For those of you who don’t know, DRM stands for Digital Rights Management. DRM is a type of software “lock” put onto electronic media so that it cannot be copied. Unless you have a key. Some DRM allows minimal copying, so that you can copy one time, or onto a particular type or brand of hardware.

What this means is that if you buy a DRM-protected song online you cannot copy it to your Zune, or Ipod, or to a CD without the key. No problem, right? You paid for the song, you have the key, you can copy your music. But what happens when the company you bought the music from shuts down? The keys vanish and you lose control of your music. If you bought music from Yahoo! Music store, you already know this. DRM still sucks.

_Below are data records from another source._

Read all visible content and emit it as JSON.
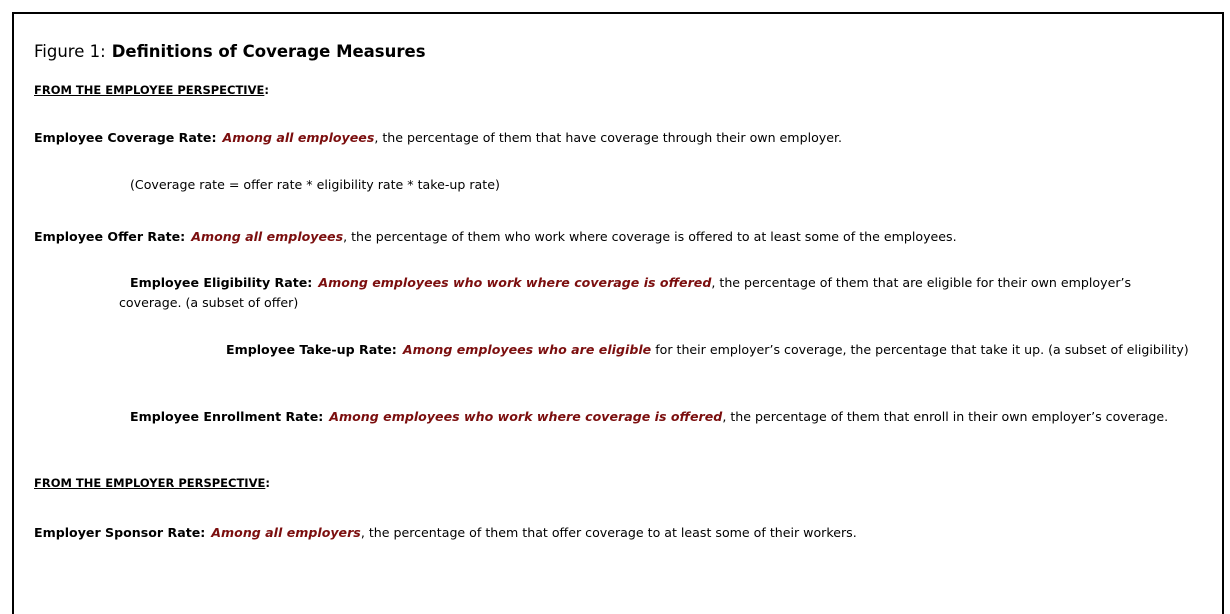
{
  "figure": {
    "label": "Figure 1:",
    "title": "Definitions of Coverage Measures"
  },
  "sections": [
    {
      "heading": "FROM THE EMPLOYEE PERSPECTIVE",
      "heading_end": ":",
      "paragraphs": [
        {
          "term": "Employee Coverage Rate:",
          "emphasis": "Among all employees",
          "text": ", the percentage of them that have coverage through their own employer."
        },
        {
          "text": "(Coverage rate = offer rate * eligibility rate * take-up rate)"
        },
        {
          "term": "Employee Offer Rate:",
          "emphasis": "Among all employees",
          "text": ", the percentage of them who work where coverage is offered to at least some of the employees."
        },
        {
          "term": "Employee Eligibility Rate:",
          "emphasis": "Among employees who work where coverage is offered",
          "text": ", the percentage of them that are eligible for their own employer’s coverage.  (a subset of offer)"
        },
        {
          "term": "Employee Take-up Rate:",
          "emphasis": "Among employees who are eligible",
          "text": " for their employer’s coverage, the percentage that take it up. (a subset of eligibility)"
        },
        {
          "term": "Employee Enrollment Rate:",
          "emphasis": "Among employees who work where coverage is offered",
          "text": ", the percentage of them that enroll in their own employer’s coverage."
        }
      ]
    },
    {
      "heading": "FROM THE EMPLOYER PERSPECTIVE",
      "heading_end": ":",
      "paragraphs": [
        {
          "term": "Employer Sponsor Rate:",
          "emphasis": "Among all employers",
          "text": ", the percentage of them that offer coverage to at least some of their workers."
        }
      ]
    }
  ]
}
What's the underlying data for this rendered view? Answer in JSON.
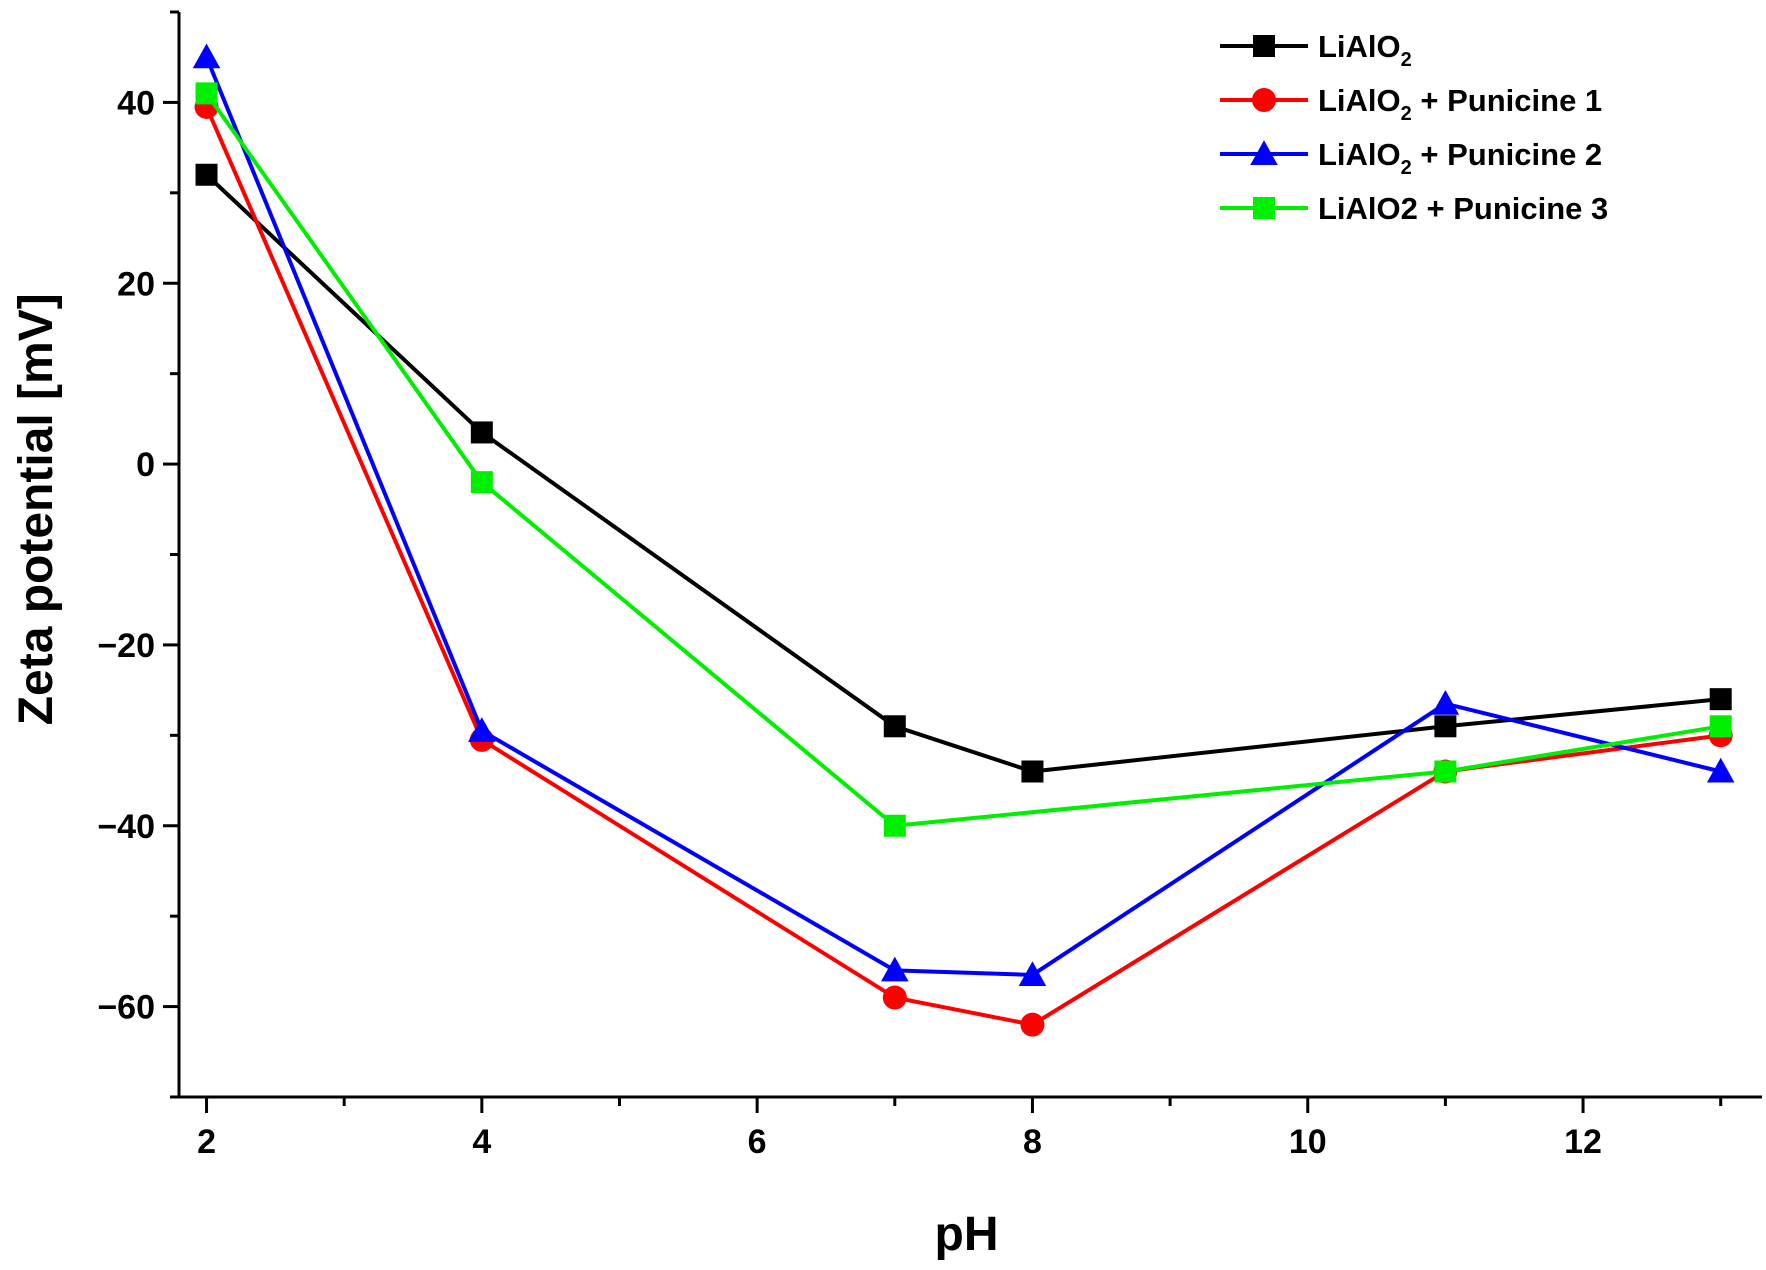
{
  "chart_data": {
    "type": "line",
    "xlabel": "pH",
    "ylabel": "Zeta potential [mV]",
    "xlim": [
      1.8,
      13.3
    ],
    "ylim": [
      -70,
      50
    ],
    "x_ticks": [
      "2",
      "4",
      "6",
      "8",
      "10",
      "12"
    ],
    "y_ticks": [
      "-60",
      "-40",
      "-20",
      "0",
      "20",
      "40"
    ],
    "grid": false,
    "legend_position": "top-right",
    "x": [
      2,
      4,
      7,
      8,
      11,
      13
    ],
    "series": [
      {
        "name": "LiAlO",
        "name_sub": "2",
        "name_suffix": "",
        "color": "#000000",
        "marker": "square",
        "values": [
          32,
          3.5,
          -29,
          -34,
          -29,
          -26
        ]
      },
      {
        "name": "LiAlO",
        "name_sub": "2",
        "name_suffix": " + Punicine 1",
        "color": "#ff0000",
        "marker": "circle",
        "values": [
          39.5,
          -30.5,
          -59,
          -62,
          -34,
          -30
        ]
      },
      {
        "name": "LiAlO",
        "name_sub": "2",
        "name_suffix": " + Punicine 2",
        "color": "#0000ff",
        "marker": "triangle",
        "values": [
          45,
          -29.5,
          -56,
          -56.5,
          -26.5,
          -34
        ]
      },
      {
        "name": "LiAlO2 + Punicine 3",
        "name_sub": "",
        "name_suffix": "",
        "color": "#00ee00",
        "marker": "square",
        "values": [
          41,
          -2,
          -40,
          null,
          -34,
          -29
        ]
      }
    ]
  }
}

“Once the Yahoo store goes down and the key servers go offline, existing tracks cannot be authorized to play on new computers. Instead, Yahoo recommends the old, lame, and lossy workaround of burning the files to CD, then reripping them onto the computer. Sure, you’ll lose a bunch of blank CDs, sound quality, and all the metadata, but that’s a small price to pay for the privilege of being able to listen to that music you lawfully acquired. Good thing you didn’t download it illegally or just buy it on CD!”

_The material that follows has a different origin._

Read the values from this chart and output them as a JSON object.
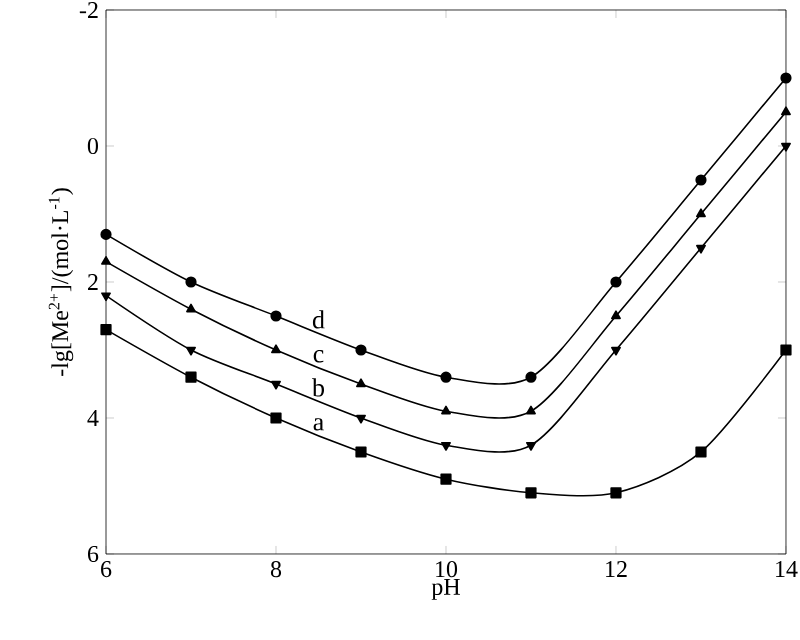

This is going to be an even bigger problem with the digital television world that’s just around the corner. You’re going to purchase movies online (purchase, not rent) only to see them evaporate as the business shutters its virtual doors.

What makes this even more ridiculous is that DRM doesn’t work. People who want to pirate material break the DRM codes. The only people DRM hurts is people who want to play by the rules, like all those suckers who bought their music from Yahoo.